Princeton’s Making an Exoneree Program Secures Third Release

IVERY DORSEY, FOURTH FROM LEFT, GREETS THE TEAM THAT WORKED FOR HIS RELEASE

Ivery Dorsey, fourth from left, greets the team that worked for his release.

Courtesy of Kerrie Liang ’25

Headshot of Joshua Yang
By Joshua Yang ’25

Published March 28, 2025

3 min read

On the morning of Feb. 5, Ben Bograd ’23, Kerrie Liang ’25, and Kennedy Mattes ’23 anxiously sat inside a car parked outside a Texas jail north of Houston, waiting for Ivery Dorsey to walk out. Over the last two years, the three Princetonians had been part of an effort to show Dorsey was wrongfully convicted of murder 18 years earlier — an effort spanning thousands of pages of documents and countless phone calls — and now, Dorsey was set to be released on parole.

“It was nerve-racking, to say the least,” Mattes recalled. “It didn’t feel real until we actually saw him walking out of the jail that morning.”

Around noon, Dorsey walked through the gates, becoming the third person to win his freedom as a result of Princeton’s Making an Exoneree program, a School of Public and International Affairs initiative that gives students hands-on experience in trying to overturn wrongful convictions. Dorsey follows Muti Ajamu-Osagboro and Anthony Mills, both of whom were released on parole.

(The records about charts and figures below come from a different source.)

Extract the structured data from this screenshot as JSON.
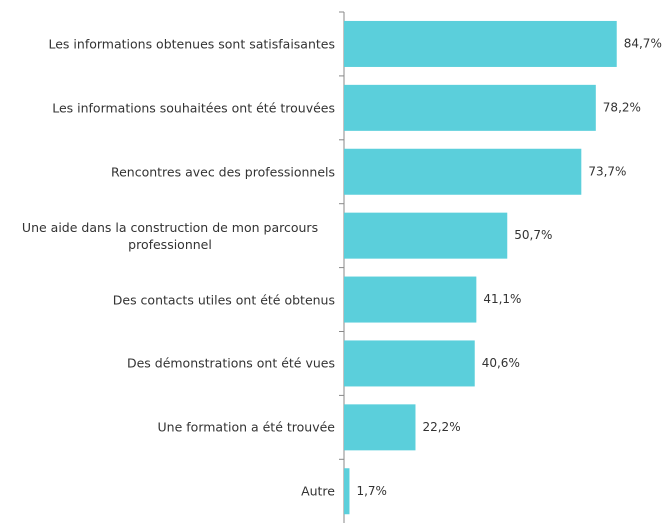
{
  "chart_data": {
    "type": "barh",
    "categories": [
      "Les informations obtenues sont satisfaisantes",
      "Les informations souhaitées ont été trouvées",
      "Rencontres avec des professionnels",
      "Une aide dans la construction de mon parcours professionnel",
      "Des contacts utiles ont été obtenus",
      "Des démonstrations ont été vues",
      "Une formation a été trouvée",
      "Autre"
    ],
    "values": [
      84.7,
      78.2,
      73.7,
      50.7,
      41.1,
      40.6,
      22.2,
      1.7
    ],
    "value_labels": [
      "84,7%",
      "78,2%",
      "73,7%",
      "50,7%",
      "41,1%",
      "40,6%",
      "22,2%",
      "1,7%"
    ],
    "color": "#5bcfdb"
  }
}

“I would talk to them every day on the phone. You could feel like something different was happening. They came all the way into the foxhole with me.”

— Ivery Dorsey

on working with Princeton’s Making an Exoneree program

Bograd, Liang, and Mattes first met in the program’s pilot semester, held in the spring of 2023. In the months after they were assigned Dorsey’s case, the trio reviewed legal records, called Dorsey at least once a day, and flew down to Houston for four days to film a short documentary. “I would talk to them every day on the phone,” Dorsey told PAW. “You could feel like something different was happening. They came all the way into the foxhole with me.”

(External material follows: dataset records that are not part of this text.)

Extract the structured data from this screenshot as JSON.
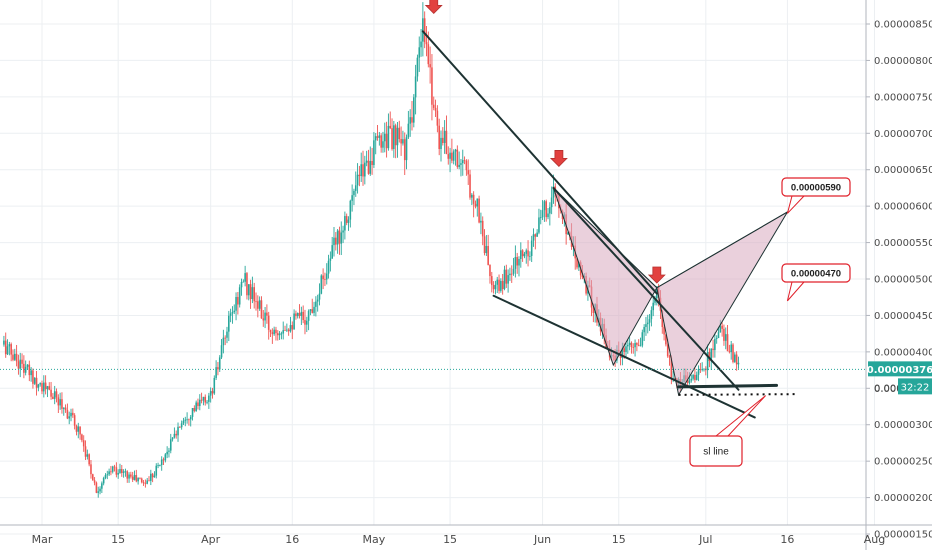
{
  "chart_data": {
    "type": "line",
    "chart_style": "candlestick",
    "grid": true,
    "x_ticks": [
      "Mar",
      "15",
      "Apr",
      "16",
      "May",
      "15",
      "Jun",
      "15",
      "Jul",
      "16",
      "Aug"
    ],
    "y_ticks": [
      "0.00000150",
      "0.00000200",
      "0.00000250",
      "0.00000300",
      "0.00000350",
      "0.00000400",
      "0.00000450",
      "0.00000500",
      "0.00000550",
      "0.00000600",
      "0.00000650",
      "0.00000700",
      "0.00000750",
      "0.00000800",
      "0.00000850"
    ],
    "ylim": [
      1.5e-06,
      8.6e-06
    ],
    "x_range_days": [
      0,
      162
    ],
    "price_path": [
      {
        "x": "Feb 22",
        "y": 4.1e-06
      },
      {
        "x": "Feb 26",
        "y": 3.75e-06
      },
      {
        "x": "Mar 5",
        "y": 3.25e-06
      },
      {
        "x": "Mar 8",
        "y": 2.9e-06
      },
      {
        "x": "Mar 11",
        "y": 2.1e-06
      },
      {
        "x": "Mar 14",
        "y": 2.4e-06
      },
      {
        "x": "Mar 20",
        "y": 2.2e-06
      },
      {
        "x": "Mar 23",
        "y": 2.5e-06
      },
      {
        "x": "Mar 27",
        "y": 3.1e-06
      },
      {
        "x": "Apr 1",
        "y": 3.4e-06
      },
      {
        "x": "Apr 4",
        "y": 4.3e-06
      },
      {
        "x": "Apr 7",
        "y": 5e-06
      },
      {
        "x": "Apr 12",
        "y": 4.3e-06
      },
      {
        "x": "Apr 19",
        "y": 4.5e-06
      },
      {
        "x": "Apr 24",
        "y": 5.5e-06
      },
      {
        "x": "Apr 29",
        "y": 6.5e-06
      },
      {
        "x": "May 3",
        "y": 7e-06
      },
      {
        "x": "May 7",
        "y": 6.8e-06
      },
      {
        "x": "May 10",
        "y": 8.4e-06
      },
      {
        "x": "May 13",
        "y": 6.95e-06
      },
      {
        "x": "May 17",
        "y": 6.6e-06
      },
      {
        "x": "May 20",
        "y": 6e-06
      },
      {
        "x": "May 23",
        "y": 4.8e-06
      },
      {
        "x": "May 27",
        "y": 5.2e-06
      },
      {
        "x": "May 30",
        "y": 5.5e-06
      },
      {
        "x": "Jun 3",
        "y": 6.2e-06
      },
      {
        "x": "Jun 6",
        "y": 5.6e-06
      },
      {
        "x": "Jun 10",
        "y": 4.7e-06
      },
      {
        "x": "Jun 14",
        "y": 3.9e-06
      },
      {
        "x": "Jun 19",
        "y": 4.1e-06
      },
      {
        "x": "Jun 22",
        "y": 4.8e-06
      },
      {
        "x": "Jun 25",
        "y": 3.6e-06
      },
      {
        "x": "Jun 30",
        "y": 3.7e-06
      },
      {
        "x": "Jul 4",
        "y": 4.3e-06
      },
      {
        "x": "Jul 7",
        "y": 3.76e-06
      }
    ],
    "last_price_line": 3.76e-06,
    "price_badge_value": "0.00000376",
    "time_badge": "32:22",
    "partial_axis_label": "0.000",
    "annotation_boxes": [
      {
        "text": "0.00000590",
        "target": {
          "x": "Jul 16",
          "y": 5.9e-06
        }
      },
      {
        "text": "0.00000470",
        "target": {
          "x": "Jul 16",
          "y": 4.7e-06
        }
      },
      {
        "text": "sl line",
        "target": {
          "x": "Jul 12",
          "y": 3.4e-06
        }
      }
    ],
    "trendlines": [
      {
        "from": {
          "x": "May 10",
          "y": 8.4e-06
        },
        "to": {
          "x": "Jun 22",
          "y": 4.8e-06
        }
      },
      {
        "from": {
          "x": "Jun 3",
          "y": 6.25e-06
        },
        "to": {
          "x": "Jul 7",
          "y": 3.48e-06
        }
      },
      {
        "from": {
          "x": "May 23",
          "y": 4.77e-06
        },
        "to": {
          "x": "Jul 10",
          "y": 3.1e-06
        }
      },
      {
        "from": {
          "x": "Jun 26",
          "y": 3.52e-06
        },
        "to": {
          "x": "Jul 14",
          "y": 3.54e-06
        }
      }
    ],
    "harmonic_pattern": {
      "points": [
        {
          "x": "Jun 3",
          "y": 6.25e-06
        },
        {
          "x": "Jun 14",
          "y": 3.82e-06
        },
        {
          "x": "Jun 22",
          "y": 4.88e-06
        },
        {
          "x": "Jun 26",
          "y": 3.41e-06
        },
        {
          "x": "Jul 16",
          "y": 5.92e-06
        }
      ],
      "fill": "#d9a9bf"
    },
    "sl_dotted_line": {
      "from": {
        "x": "Jun 26",
        "y": 3.41e-06
      },
      "to": {
        "x": "Jul 18",
        "y": 3.42e-06
      }
    },
    "arrows": [
      {
        "x": "May 12",
        "y": 8.7e-06
      },
      {
        "x": "Jun 4",
        "y": 6.6e-06
      },
      {
        "x": "Jun 22",
        "y": 5e-06
      }
    ],
    "colors": {
      "up": "#26a69a",
      "down": "#ef5350",
      "trend_line": "#1e3333",
      "annotation_red": "#e0202a",
      "pattern_fill": "#d9a9bf",
      "price_badge": "#26a69a",
      "grid": "#eceff2"
    }
  }
}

As the end of the semester approached, Bograd, Liang, and Mattes were clear about pushing forward with the case. “We had all formed such a deep relationship with Ivery that there was never any question about this ending,” Bograd said. “It was just going to take a different shape once we were graduating and going off on our separate ways.”

Indeed, working remotely posed a unique set of challenges. Bograd, for instance, began a yearlong fellowship in Beijing and couldn’t directly call into the Texas prison system with his international phone number. “I would send Ivery an email saying, ‘Please call my parents at this time,’ then I would call [my parents], and they’d patch me in,” Bograd recounted.

With the support of Princeton professor James Vreeland and Georgetown’s Prisons and Justice Initiative, the team decided to focus on preparing for Dorsey’s parole hearing; throughout the second half of 2023, the students compiled a 107-page parole packet detailing Dorsey’s readiness to be released. In January 2024, Bograd, Liang, and Mattes learned that Dorsey’s parole had been approved — but that he would have to complete a year’s worth of reentry programs, delaying his release until early 2025. “With every major win that we have with Ivery, we also have a lot of concessions,” Liang said. “On one hand, we were really excited that he was able to go home. But [we] also [felt] a lot of frustration with how difficult they made the process.”

Following Dorsey’s release, the team’s next goal is to work with his lawyer to secure an exoneration; the students are hopeful, given that another individual has confessed to the murder for which Dorsey was convicted. “We’ll still help out with the case in ways that we can,” Mattes said. “But now it’s [also about] having fun with Ivery, walking him through technology as he’s getting up to date on everything, and being there.”

Princeton’s Making an Exoneree program continues through two classes: the original course, now in its third year, and a new course, The Criminal Legal System: Advocacy and Freedom, which focuses on securing local releases in the wider New Jersey area.

“Oftentimes at Princeton, we’re told that our thoughts are really important; we’re going to be leaders, because we will be at the top of the food chain and making these big decisions,” Bograd said. “But I think that the only way you ever get to that point is by working really hard and getting into the nitty gritty of things. This class is the ultimate version of that.”